Tragédia de uma Noite

Essa noite doentia. Eu devia estar feliz, realmente devia, mas simplesmente não consigo. O sorriso de todas essas pessoas faz com que lágrimas desçam lentamente sobre minha face, faz com que meu estômago revire de ódio. Incompreensível, mas é a realidade. Não tem como ou porque fugir dela, desta realidade idiota.

'Por que essas pessoas não param de sorrir feito idiotas?!' - pensa revoltada, limpando de vez em quando algumas lágrimas solitárias, escondidas sob seus óculos escuros.

A campainha tocou, e a menina - de no máximo 12 anos de idade - levanta rapidamente. Há dez minutos procurava uma desculpa para sair da mesa. Andou rapidamente, atraindo alguns olhares reprovativos, focados principalmente em suas roupas pretas.

Chegou em frente da porta e a abriu lentamente. Viu os carros passarem velozes e uma mulher com roupas maltrapilhas caminhar decidida para o meio da rua. Em menos de cinco segundos o desastre: viu ela voar com a batida de um carro e cair longe. O susto fora tanto que sua boca tremia, assim como suas mãos.

Ouviu passos vindo em sua direção, e logo sua mãe estava olhando horrorizada para o meio da rua, enquanto uma tia sua telefonava para a emergência. Mas agora tanto fazia. Olhava algo bem em frente da porta deles. Aproximou-se, curiosa.

O que viu fez mais algumas lágrimas descerem. Tirou seu óculos escuros e pegou o embrulho em seu colo. Um bebê. Como aquela mulher pode fazer aquilo? Deixar seu filho na calçada e se matar? Percebeu alguém tirando a criança de seu colo, e nem reparou quem foi. Agora mais nada conseguia perceber. Um sentimento que não conhecia já se apossara de sua mente, deixando-a atordoada.

Percebia naquele momento o quão estava vazia já há algum tempo, e a culpa por ter se deixado invadir por aquela morbidez a fazia se afundar ainda mais no mar negro de sua mente. Viu a criança, abandonada por sua mãe, nos braços de alguém que preferia não saber de quem era. Caminhou até o bebê e o pegou de novo em seu colo, as lágrimas descendo ainda mais.

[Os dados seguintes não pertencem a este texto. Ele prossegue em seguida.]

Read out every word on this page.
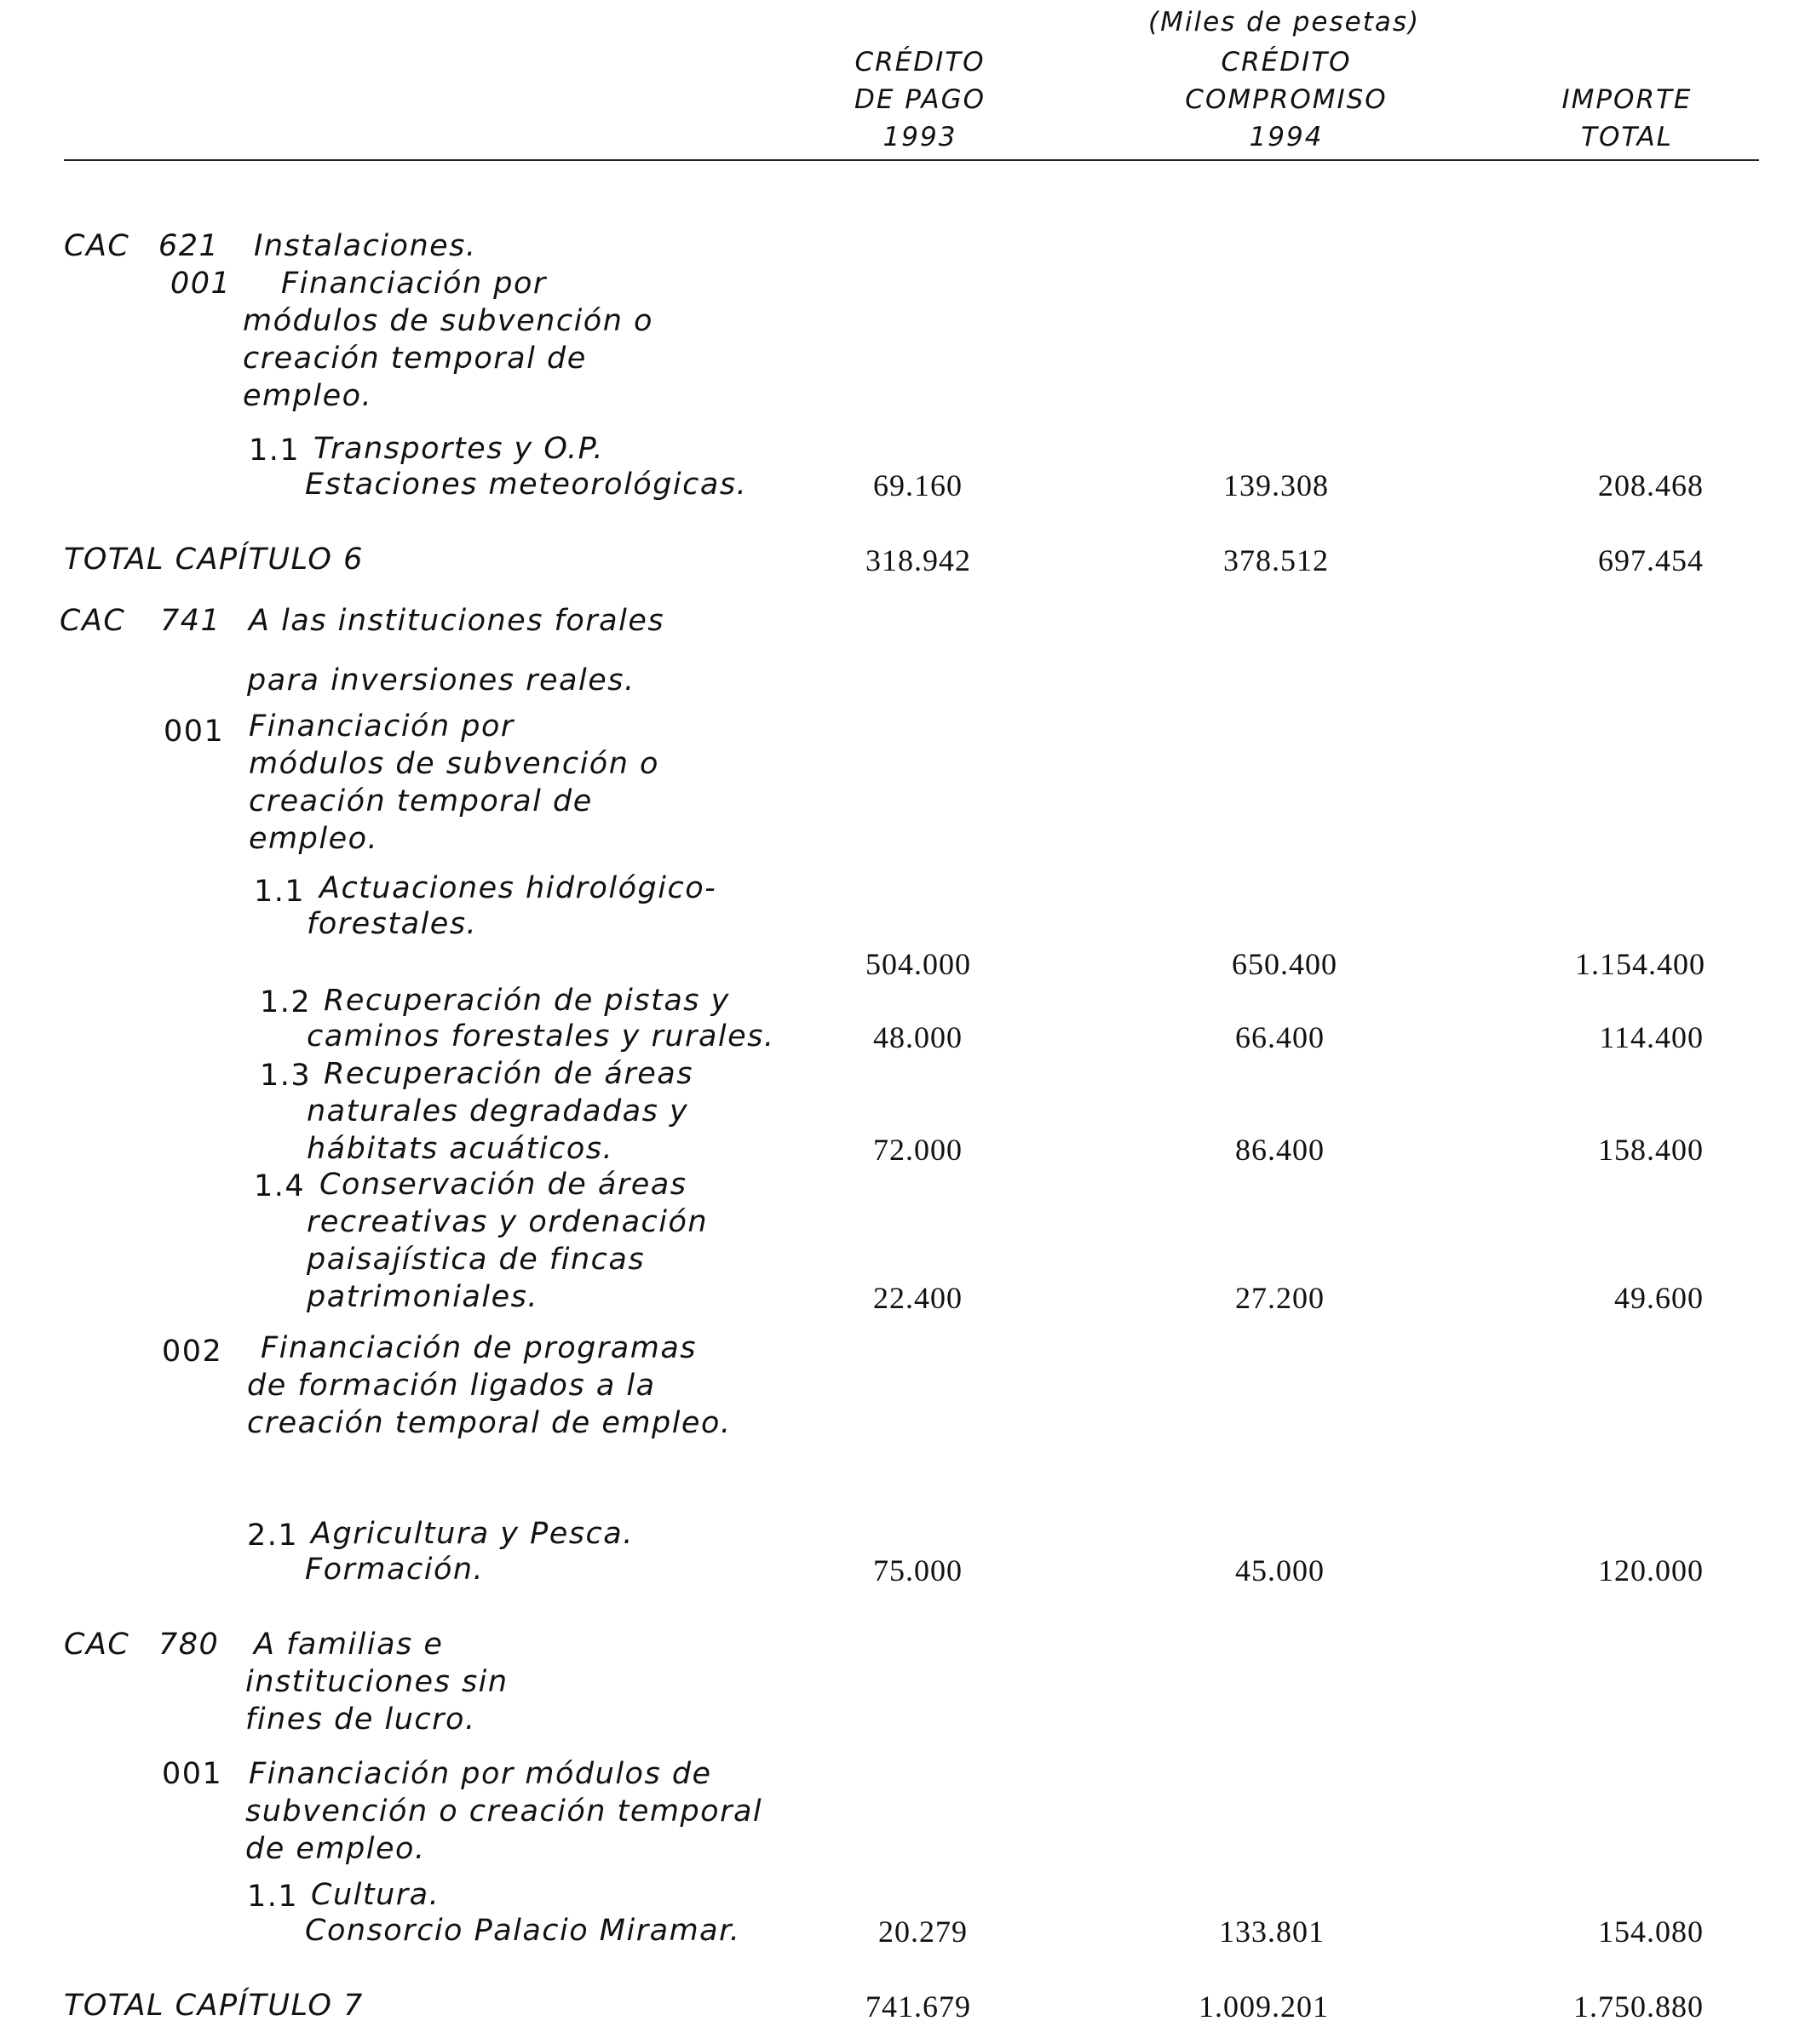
(Miles de pesetas)
CRÉDITO
DE PAGO
1993
CRÉDITO
COMPROMISO
1994
IMPORTE
TOTAL
CAC 621 Instalaciones.
001 Financiación por
módulos de subvención o
creación temporal de
empleo.
1.1 Transportes y O.P.
Estaciones meteorológicas.	69.160	139.308	208.468
TOTAL CAPÍTULO 6	318.942	378.512	697.454
CAC 741 A las instituciones forales
para inversiones reales.
001 Financiación por
módulos de subvención o
creación temporal de
empleo.
1.1 Actuaciones hidrológico-
forestales.
504.000	650.400	1.154.400
1.2 Recuperación de pistas y
caminos forestales y rurales.	48.000	66.400	114.400
1.3 Recuperación de áreas
naturales degradadas y
hábitats acuáticos.	72.000	86.400	158.400
1.4 Conservación de áreas
recreativas y ordenación
paisajística de fincas
patrimoniales.	22.400	27.200	49.600
002 Financiación de programas
de formación ligados a la
creación temporal de empleo.
2.1 Agricultura y Pesca.
Formación.	75.000	45.000	120.000
CAC 780 A familias e
instituciones sin
fines de lucro.
001 Financiación por módulos de
subvención o creación temporal
de empleo.
1.1 Cultura.
Consorcio Palacio Miramar.	20.279	133.801	154.080
TOTAL CAPÍTULO 7	741.679	1.009.201	1.750.880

'Talvez tenha sido melhor assim... Certamente foi melhor assim... Aquela mulher provavelmente era uma mendiga. Essa criança tem mais chances agora. Eu tenho que fazer ela ter mais chances... Eu realmente quero meus sentimentos de volta. Eu os quero!' - pensava em um misto de desespero e insanidade.

Alguém tentou tirar o neném de seus braços, mas ela não deixou. Tão nova, mas o instinto materno do que poderia vir a ser uma forte e bela rainha surgiu. Não deixaria levarem aquela criança de maneira nenhuma. Correu para impedir os outros de levarem seus sentimentos novamente.

- Minha filha! Voltei aqui! - gritou sua mãe, desesperada.

- Mãe! Mãe! Por favor, vamos dar àquela mãe o que ela queria... Um futuro para a filha dela... Por favor... - implorou, ajoelhando-se agarrada à pequena vida que carregava.

A mais velha se ajoelhou e abraçou sua própria filha, que crescera tão rapidamente em apenas meia hora, impelida pela natureza de seus sentimentos.